My mother takes the inch and yanks it a mile. “It is. It’s devastating.” She continues as the elevator doors open in the lobby and we step out. “God, it feels like so much of the last ten years have been a lie. The baby. The baby wasn’t even mine at all.”
This time it seems tears might actually be forming in her eyes. Somewhere deep inside, there’s a piece of me that acknowledges this is a big loss for her. As unhealthy as it was to do so, she’d focused so much of her energy on her dead grandbaby. The child that would have continued her union with Jonathon Pierce. Today’s revelation had to shake her to the core.
But frankly, at the moment, I don’t give a f**k. “Save it for your shrink. I said I didn’t want to hear it.”
Meanwhile, Celia has tried to sneak away again. I trot after her, abandoning my mother. “Hey, hey, hey.” I grab her by the arm and escort her across the lobby and out the front doors. “We aren’t done. I’ll see you to your car.”
“I didn’t drive.”
“I’ll wait with you until your driver shows up.”

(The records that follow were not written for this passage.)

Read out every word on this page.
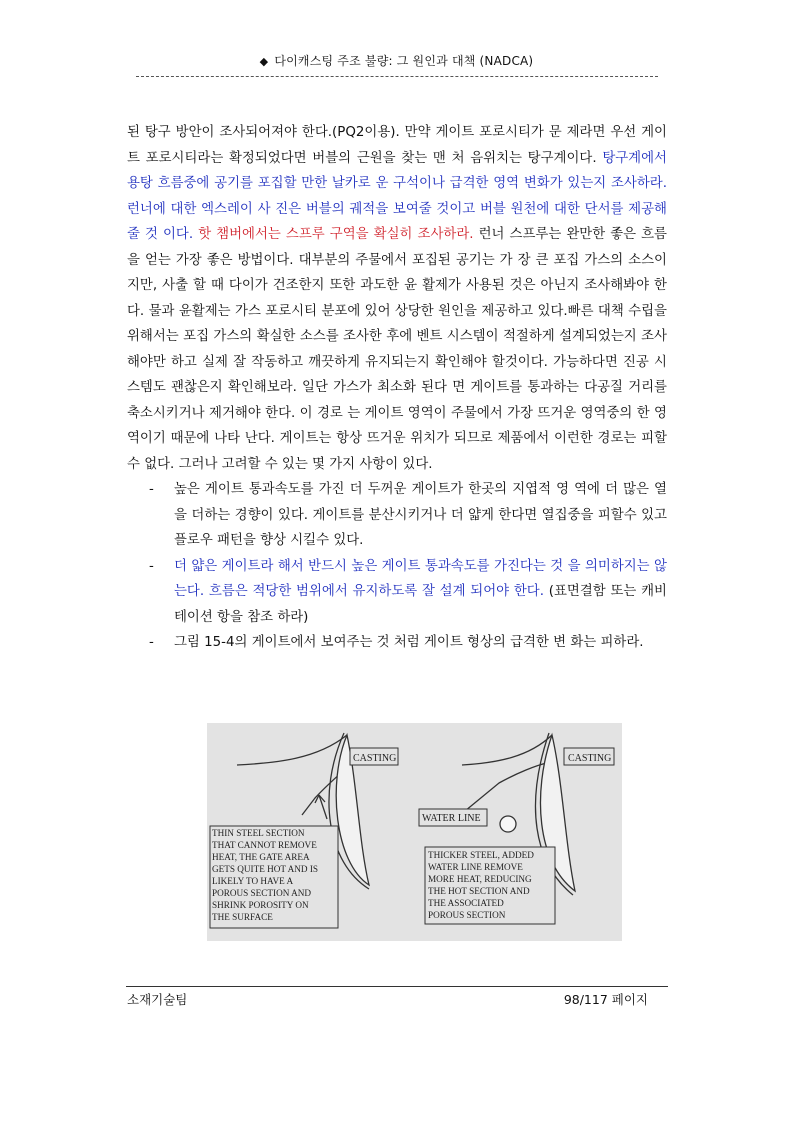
◆ 다이캐스팅 주조 불량: 그 원인과 대책 (NADCA)

된 탕구 방안이 조사되어져야 한다.(PQ2이용). 만약 게이트 포로시티가 문 제라면 우선 게이트 포로시티라는 확정되었다면 버블의 근원을 찾는 맨 처 음위치는 탕구계이다. 탕구계에서 용탕 흐름중에 공기를 포집할 만한 날카로 운 구석이나 급격한 영역 변화가 있는지 조사하라. 런너에 대한 엑스레이 사 진은 버블의 궤적을 보여줄 것이고 버블 원천에 대한 단서를 제공해줄 것 이다. 핫 챔버에서는 스프루 구역을 확실히 조사하라. 런너 스프루는 완만한 좋은 흐름을 얻는 가장 좋은 방법이다. 대부분의 주물에서 포집된 공기는 가 장 큰 포집 가스의 소스이지만, 사출 할 때 다이가 건조한지 또한 과도한 윤 활제가 사용된 것은 아닌지 조사해봐야 한다. 물과 윤활제는 가스 포로시티 분포에 있어 상당한 원인을 제공하고 있다.빠른 대책 수립을 위해서는 포집 가스의 확실한 소스를 조사한 후에 벤트 시스템이 적절하게 설계되었는지 조사해야만 하고 실제 잘 작동하고 깨끗하게 유지되는지 확인해야 할것이다. 가능하다면 진공 시스템도 괜찮은지 확인해보라. 일단 가스가 최소화 된다 면 게이트를 통과하는 다공질 거리를 축소시키거나 제거해야 한다. 이 경로 는 게이트 영역이 주물에서 가장 뜨거운 영역중의 한 영역이기 때문에 나타 난다. 게이트는 항상 뜨거운 위치가 되므로 제품에서 이런한 경로는 피할수 없다. 그러나 고려할 수 있는 몇 가지 사항이 있다.

- 높은 게이트 통과속도를 가진 더 두꺼운 게이트가 한곳의 지엽적 영 역에 더 많은 열을 더하는 경향이 있다. 게이트를 분산시키거나 더 얇게 한다면 열집중을 피할수 있고 플로우 패턴을 향상 시킬수 있다.
- 더 얇은 게이트라 해서 반드시 높은 게이트 통과속도를 가진다는 것 을 의미하지는 않는다. 흐름은 적당한 범위에서 유지하도록 잘 설계 되어야 한다. (표면결함 또는 캐비테이션 항을 참조 하라)
- 그림 15-4의 게이트에서 보여주는 것 처럼 게이트 형상의 급격한 변 화는 피하라.
CASTING	CASTING
WATER LINE
THIN STEEL SECTION THAT CANNOT REMOVE HEAT, THE GATE AREA GETS QUITE HOT AND IS LIKELY TO HAVE A POROUS SECTION AND SHRINK POROSITY ON THE SURFACE
THICKER STEEL, ADDED WATER LINE REMOVE MORE HEAT, REDUCING THE HOT SECTION AND THE ASSOCIATED POROUS SECTION
소재기술팀	98/117 페이지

“I was planning on taking a cab.”
“We’ll cab together.” I don’t let her interject another excuse. “Celia, we’re having a conversation whether you want to or not. And we’re having it now, though you are welcome to choose our location.”

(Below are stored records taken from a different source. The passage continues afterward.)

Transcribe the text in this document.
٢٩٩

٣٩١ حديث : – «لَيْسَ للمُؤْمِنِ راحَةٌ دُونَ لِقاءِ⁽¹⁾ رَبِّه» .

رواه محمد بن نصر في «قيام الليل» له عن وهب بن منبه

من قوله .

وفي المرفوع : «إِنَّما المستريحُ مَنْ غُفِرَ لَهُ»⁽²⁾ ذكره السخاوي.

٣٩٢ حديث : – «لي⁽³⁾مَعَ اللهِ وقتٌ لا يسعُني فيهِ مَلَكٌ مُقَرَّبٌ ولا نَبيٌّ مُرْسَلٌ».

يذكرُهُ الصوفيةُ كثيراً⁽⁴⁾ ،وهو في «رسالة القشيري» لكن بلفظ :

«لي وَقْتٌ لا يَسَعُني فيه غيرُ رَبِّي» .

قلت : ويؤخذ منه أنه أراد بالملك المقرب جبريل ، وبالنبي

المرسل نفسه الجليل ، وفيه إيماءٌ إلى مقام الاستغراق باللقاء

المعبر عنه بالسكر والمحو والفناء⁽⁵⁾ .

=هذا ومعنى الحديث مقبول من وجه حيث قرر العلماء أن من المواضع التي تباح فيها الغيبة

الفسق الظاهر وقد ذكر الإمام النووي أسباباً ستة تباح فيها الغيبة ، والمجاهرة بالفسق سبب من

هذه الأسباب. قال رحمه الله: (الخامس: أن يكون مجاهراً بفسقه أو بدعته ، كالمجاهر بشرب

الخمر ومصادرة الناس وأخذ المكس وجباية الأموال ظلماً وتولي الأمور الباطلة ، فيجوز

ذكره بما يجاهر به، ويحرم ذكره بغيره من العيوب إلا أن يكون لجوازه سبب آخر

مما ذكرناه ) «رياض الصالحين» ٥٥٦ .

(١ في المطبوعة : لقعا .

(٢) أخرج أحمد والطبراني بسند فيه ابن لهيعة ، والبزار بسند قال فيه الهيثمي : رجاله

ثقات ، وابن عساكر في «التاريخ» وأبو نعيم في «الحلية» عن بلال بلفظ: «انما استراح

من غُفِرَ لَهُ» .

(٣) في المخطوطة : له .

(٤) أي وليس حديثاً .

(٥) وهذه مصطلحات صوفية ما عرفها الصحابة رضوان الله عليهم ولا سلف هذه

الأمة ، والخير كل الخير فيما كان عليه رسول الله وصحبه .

Her shoulders fall as she surrenders to defeat. “Cab, then.”
We hail a cab and slip in the back. I dive in the minute she’s finished giving her address to the driver. “This scam of yours, Celia—it’s not cute. It’s not even clever. It ends now.”
“I love how you immediately assume that anything I say is a scam. You can’t ever give me the benefit of the doubt?”
“I did give you the benefit of the doubt. I believed you when you stood there and told me you were happy for me. That you would give up this experiment with Alayna. Blatant lies is your trick now?”
She stares away from me out the window and shrugs. “I changed my mind.”
“And now you’re changing your mind again. Alayna is not your subject. Your experiment is over.”
Her head spins to face me. “Is there a threat buried in there? Let’s not forget that I know things you don’t want shared.”
There’s not a question of what she’s referring to. Yesterday, I could have said the same about her. But the biggest secret I had over her has now been revealed. I have little to hold over her at the moment, though I plan to change that. And fast.
In the meantime, though, I’ll have to gamble on her loyalty. Not to me—to the game. “You won’t tell Alayna that I played her. You won’t tell anyone. It’s against the rules.”
“You’re concerned with the rules? The game is over for you. What do you care about the rules?”
Her nonchalant attitude incites me. “How dare you?”
“I beg your pardon?”
“You heard me. How the f**k dare you?” It’s too much. All of it. Not only what she’s done to Alayna, but the insinuation that the way I taught her meant less to me than it did to her. It was my way of life, for Christ’s sake. How dare she act as though I had no respect for it? “I always adhered to our law. I did everything exactly as I said I would, even with Alayna. My only sin was to fall in love. And that was never against the rules.”